If your doctor has a strong suspicion that your child has strep throat, a "rapid" strep test will be done.  This test consists of a chemical reaction that detects the presence of Streptococcus.  It is approximately 96% accurate in detecting the presence of the bacteria.  Since 3-5% of strep throat will be missed by the rapid test, all children with negative rapid tests automatically have throat cultures performed.

If the rapid strep test or the throat culture is positive, your child will be placed on ten days of antibiotics.  We do not routinely place children with negative rapid strep tests on antibiotics before the culture results are available.  If your child's throat culture is positive, you will be called by our office staff between 9 and 11 am on the day the results are available.  You will not be called if the culture is negative.

A child with strep throat is contagious until he or she has been on antibiotics for a minimum of 24 hours.  Before returning to school, a child should be fever free and on antibiotics for 24 hours.
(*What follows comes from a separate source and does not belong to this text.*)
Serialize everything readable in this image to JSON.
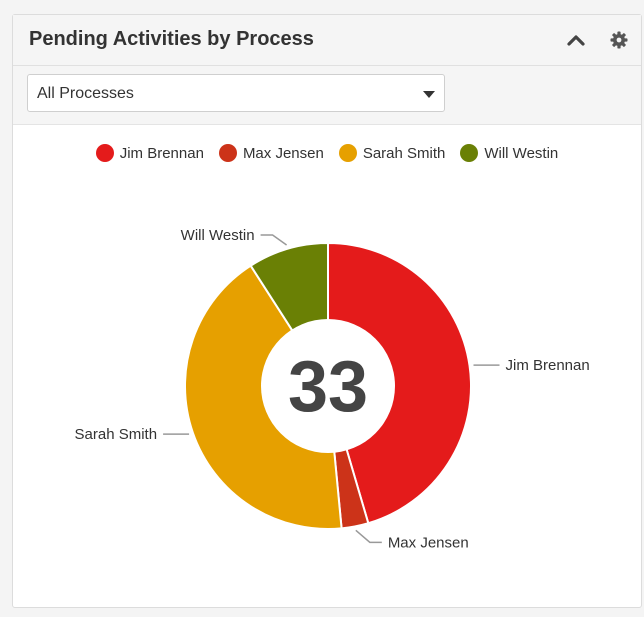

If your child has a persistent fever and/or continues to complain of a sore throat after 72 hours of antibiotics, you should contact our office.  A rash, if present, may persist for days.  If after ten days of medication and being off antibiotics for more than 48 hours, your child has a recurrence of symptoms, you should have him or her rechecked in our office.  Research has shown that in almost all cases a relapse of symptoms represents a newly acquired strep infection, not treatment failure.

Household contacts of a child with strep throat need to be examined and cultured only if they have symptoms of strep throat.